Les dés en étaient jetés, il n’y avait plus d’espoir, et à 19h25 le Saracen disparaissait sous les flots dans un énorme bouillonnement d’écume. Sans son abandon aussi rapide, ce navire aurait certainement pu être sauvé car il était tout à fait possible de l’échouer aux Blancs Sablons, tout proche, ou encore à Portzmoguer. Difficile pour le commandant John Ears Don Grant d’expliquer ce désastre. Il évoqua pour se dédouaner quatre hypothèses : une torpille lancée par un sous-marin allemand, une « machine infernale » placée dans son bateau à Bilbao, un choc avec une épave ou un haut fond débordant du plateau des Plâtresses. Lors de son procès, il fut même avancé la possibilité d’avoir heurté une mine mouillée par le sous-marin ennemi UC36… Problème, le UC36 avait disparu 7 mois plus tôt, le 16 mai, et s’il posait bien des mines, ce n’était pas en Bretagne mais en face de Zeebrugge en Belgique !

Hélas pour lui aucune de ces hypothèses ne fut retenue par la commission d’enquête qui nota dans son rapport ces mots : « Le capitaine est incontestablement coupable quelque que soit la cause de l’accident. Au lieu de prendre le thé, il aurait dû être sur la passerelle et, plus expérimenté que son officier de quart, il aurait sûrement, en se voyant si près de la bouée de Sud Est, redressé sa route et évité le désastre. »

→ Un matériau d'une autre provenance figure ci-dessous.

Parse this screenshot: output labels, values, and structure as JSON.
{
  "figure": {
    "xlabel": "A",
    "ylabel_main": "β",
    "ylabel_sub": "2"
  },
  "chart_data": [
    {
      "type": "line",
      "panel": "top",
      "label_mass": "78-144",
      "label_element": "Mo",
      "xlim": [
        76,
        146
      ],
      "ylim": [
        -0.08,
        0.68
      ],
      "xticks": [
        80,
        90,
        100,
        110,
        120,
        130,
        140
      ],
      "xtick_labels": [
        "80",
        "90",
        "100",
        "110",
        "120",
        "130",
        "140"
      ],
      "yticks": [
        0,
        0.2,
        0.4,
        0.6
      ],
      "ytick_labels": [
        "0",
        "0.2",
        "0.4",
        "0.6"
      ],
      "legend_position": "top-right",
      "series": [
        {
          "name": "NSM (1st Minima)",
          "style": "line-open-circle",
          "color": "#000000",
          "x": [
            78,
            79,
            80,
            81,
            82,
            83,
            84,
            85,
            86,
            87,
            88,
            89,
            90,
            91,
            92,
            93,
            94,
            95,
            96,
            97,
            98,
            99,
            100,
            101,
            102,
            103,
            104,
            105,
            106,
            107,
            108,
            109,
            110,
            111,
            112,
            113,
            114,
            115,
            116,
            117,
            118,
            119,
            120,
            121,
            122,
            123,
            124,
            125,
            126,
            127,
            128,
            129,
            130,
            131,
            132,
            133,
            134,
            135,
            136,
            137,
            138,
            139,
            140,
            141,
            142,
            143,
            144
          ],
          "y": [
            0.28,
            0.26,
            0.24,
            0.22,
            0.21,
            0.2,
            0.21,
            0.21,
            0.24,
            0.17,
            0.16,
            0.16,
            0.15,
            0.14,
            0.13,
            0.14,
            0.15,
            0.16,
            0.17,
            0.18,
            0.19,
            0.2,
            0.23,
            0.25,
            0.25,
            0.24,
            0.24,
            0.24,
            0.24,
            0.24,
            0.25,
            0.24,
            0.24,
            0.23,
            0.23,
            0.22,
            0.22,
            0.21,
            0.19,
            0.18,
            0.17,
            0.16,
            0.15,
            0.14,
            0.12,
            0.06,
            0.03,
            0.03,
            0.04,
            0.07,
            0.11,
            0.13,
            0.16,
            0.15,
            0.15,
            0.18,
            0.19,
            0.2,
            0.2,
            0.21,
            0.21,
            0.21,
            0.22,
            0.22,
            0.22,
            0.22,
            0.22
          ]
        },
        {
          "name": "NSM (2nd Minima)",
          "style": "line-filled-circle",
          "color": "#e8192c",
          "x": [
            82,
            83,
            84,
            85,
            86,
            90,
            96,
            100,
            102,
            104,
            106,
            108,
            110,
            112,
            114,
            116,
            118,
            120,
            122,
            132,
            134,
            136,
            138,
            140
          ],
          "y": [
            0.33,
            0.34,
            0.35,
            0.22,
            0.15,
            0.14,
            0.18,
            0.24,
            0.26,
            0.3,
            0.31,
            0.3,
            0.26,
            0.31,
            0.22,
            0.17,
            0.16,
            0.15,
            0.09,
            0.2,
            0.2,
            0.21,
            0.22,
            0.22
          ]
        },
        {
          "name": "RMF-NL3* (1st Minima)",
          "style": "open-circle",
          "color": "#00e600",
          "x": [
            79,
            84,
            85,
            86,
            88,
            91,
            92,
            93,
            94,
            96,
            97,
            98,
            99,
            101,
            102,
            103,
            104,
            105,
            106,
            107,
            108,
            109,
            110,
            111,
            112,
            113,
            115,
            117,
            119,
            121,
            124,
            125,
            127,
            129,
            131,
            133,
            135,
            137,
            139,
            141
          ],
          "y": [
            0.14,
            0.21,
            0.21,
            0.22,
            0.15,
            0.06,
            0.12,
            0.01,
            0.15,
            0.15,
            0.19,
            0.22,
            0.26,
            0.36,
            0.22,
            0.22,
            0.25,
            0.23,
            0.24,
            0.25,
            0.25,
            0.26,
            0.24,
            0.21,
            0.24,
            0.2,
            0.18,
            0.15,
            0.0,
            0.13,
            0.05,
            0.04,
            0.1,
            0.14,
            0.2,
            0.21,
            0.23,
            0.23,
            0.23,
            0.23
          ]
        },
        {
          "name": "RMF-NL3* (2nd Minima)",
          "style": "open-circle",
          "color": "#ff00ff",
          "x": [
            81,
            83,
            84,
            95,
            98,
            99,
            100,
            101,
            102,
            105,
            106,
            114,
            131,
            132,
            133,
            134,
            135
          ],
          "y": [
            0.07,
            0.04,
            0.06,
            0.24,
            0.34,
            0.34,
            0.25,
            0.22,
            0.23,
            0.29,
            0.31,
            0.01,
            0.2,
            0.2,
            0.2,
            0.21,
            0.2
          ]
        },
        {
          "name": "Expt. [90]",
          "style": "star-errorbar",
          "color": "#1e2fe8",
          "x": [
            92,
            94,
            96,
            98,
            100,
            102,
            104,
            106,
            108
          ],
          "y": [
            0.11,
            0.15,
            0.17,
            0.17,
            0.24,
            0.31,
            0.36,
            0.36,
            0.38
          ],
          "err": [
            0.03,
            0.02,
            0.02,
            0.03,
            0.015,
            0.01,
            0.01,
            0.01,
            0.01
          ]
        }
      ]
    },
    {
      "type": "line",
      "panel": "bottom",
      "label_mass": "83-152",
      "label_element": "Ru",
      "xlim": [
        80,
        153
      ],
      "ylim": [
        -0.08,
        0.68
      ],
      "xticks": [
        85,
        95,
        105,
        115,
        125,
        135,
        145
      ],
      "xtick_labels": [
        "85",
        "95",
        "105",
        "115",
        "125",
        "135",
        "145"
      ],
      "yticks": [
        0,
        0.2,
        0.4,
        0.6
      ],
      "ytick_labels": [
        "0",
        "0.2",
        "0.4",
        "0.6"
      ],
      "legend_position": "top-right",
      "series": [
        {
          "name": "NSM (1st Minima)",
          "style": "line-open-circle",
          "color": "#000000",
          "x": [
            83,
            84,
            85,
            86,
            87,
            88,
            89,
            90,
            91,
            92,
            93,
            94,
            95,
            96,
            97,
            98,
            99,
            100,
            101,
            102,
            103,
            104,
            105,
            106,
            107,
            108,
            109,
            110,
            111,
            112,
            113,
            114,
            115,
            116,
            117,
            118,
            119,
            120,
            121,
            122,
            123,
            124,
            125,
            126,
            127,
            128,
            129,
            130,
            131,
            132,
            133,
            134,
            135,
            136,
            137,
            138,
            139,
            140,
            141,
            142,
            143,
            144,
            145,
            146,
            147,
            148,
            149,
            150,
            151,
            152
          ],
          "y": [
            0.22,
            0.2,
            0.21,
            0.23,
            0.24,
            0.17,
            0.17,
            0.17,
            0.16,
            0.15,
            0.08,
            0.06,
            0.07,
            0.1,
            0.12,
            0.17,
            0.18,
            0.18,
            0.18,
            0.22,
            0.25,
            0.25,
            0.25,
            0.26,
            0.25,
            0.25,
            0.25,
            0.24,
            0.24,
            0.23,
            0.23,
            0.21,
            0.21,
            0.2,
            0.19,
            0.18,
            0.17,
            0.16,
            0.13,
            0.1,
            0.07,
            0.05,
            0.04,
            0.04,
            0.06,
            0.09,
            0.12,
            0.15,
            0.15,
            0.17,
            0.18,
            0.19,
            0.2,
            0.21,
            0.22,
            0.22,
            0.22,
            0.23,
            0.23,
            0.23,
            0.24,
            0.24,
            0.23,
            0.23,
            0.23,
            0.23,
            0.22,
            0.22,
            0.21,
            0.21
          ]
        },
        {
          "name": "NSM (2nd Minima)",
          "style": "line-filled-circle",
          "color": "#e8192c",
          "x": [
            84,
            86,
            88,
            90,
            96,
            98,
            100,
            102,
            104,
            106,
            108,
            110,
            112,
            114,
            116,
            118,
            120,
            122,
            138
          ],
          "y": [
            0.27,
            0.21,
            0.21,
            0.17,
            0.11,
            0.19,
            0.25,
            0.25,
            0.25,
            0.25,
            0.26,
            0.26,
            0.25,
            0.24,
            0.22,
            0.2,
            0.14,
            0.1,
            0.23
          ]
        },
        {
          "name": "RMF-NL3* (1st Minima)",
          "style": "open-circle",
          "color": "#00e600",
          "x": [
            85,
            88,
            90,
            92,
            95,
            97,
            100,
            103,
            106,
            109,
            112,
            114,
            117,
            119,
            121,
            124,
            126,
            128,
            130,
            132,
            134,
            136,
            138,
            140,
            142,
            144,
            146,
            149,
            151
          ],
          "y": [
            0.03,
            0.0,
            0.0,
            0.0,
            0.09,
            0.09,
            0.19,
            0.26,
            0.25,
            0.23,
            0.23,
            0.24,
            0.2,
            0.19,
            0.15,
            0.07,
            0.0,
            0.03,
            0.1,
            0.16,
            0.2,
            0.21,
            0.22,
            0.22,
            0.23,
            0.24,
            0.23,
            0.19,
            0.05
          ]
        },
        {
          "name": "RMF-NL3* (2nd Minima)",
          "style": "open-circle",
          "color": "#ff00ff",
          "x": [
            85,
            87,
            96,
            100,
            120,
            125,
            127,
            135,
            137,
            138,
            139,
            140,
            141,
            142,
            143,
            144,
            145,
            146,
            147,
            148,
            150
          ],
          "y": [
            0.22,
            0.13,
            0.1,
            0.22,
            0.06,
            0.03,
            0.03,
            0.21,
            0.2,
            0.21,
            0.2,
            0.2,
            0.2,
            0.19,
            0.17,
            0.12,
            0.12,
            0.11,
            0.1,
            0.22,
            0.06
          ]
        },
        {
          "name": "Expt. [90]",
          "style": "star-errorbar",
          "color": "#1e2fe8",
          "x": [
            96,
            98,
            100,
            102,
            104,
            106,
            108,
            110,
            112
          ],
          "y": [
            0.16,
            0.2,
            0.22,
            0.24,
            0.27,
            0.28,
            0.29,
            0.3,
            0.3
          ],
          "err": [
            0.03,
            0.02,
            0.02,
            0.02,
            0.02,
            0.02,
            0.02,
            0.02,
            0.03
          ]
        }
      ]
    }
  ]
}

L’épave se trouve à la latitude 48° 25, 365 N et la longitude 004° 52, 224 W, entre 40 et 50 mètres de profondeur selon la marée. Son exploration en plongée est possible mais réservée aux plongeurs confirmés, du fait de la position dans une zone peu abritée et la possibilité de forts courants. L’épave qui se présente en deux parties séparées par une grosse déchirure en forme de « V », est posée droit sur sa quille, énorme et impressionnante dans cette eau sombre dont la visibilité est de moins de 10 mètres par beau temps.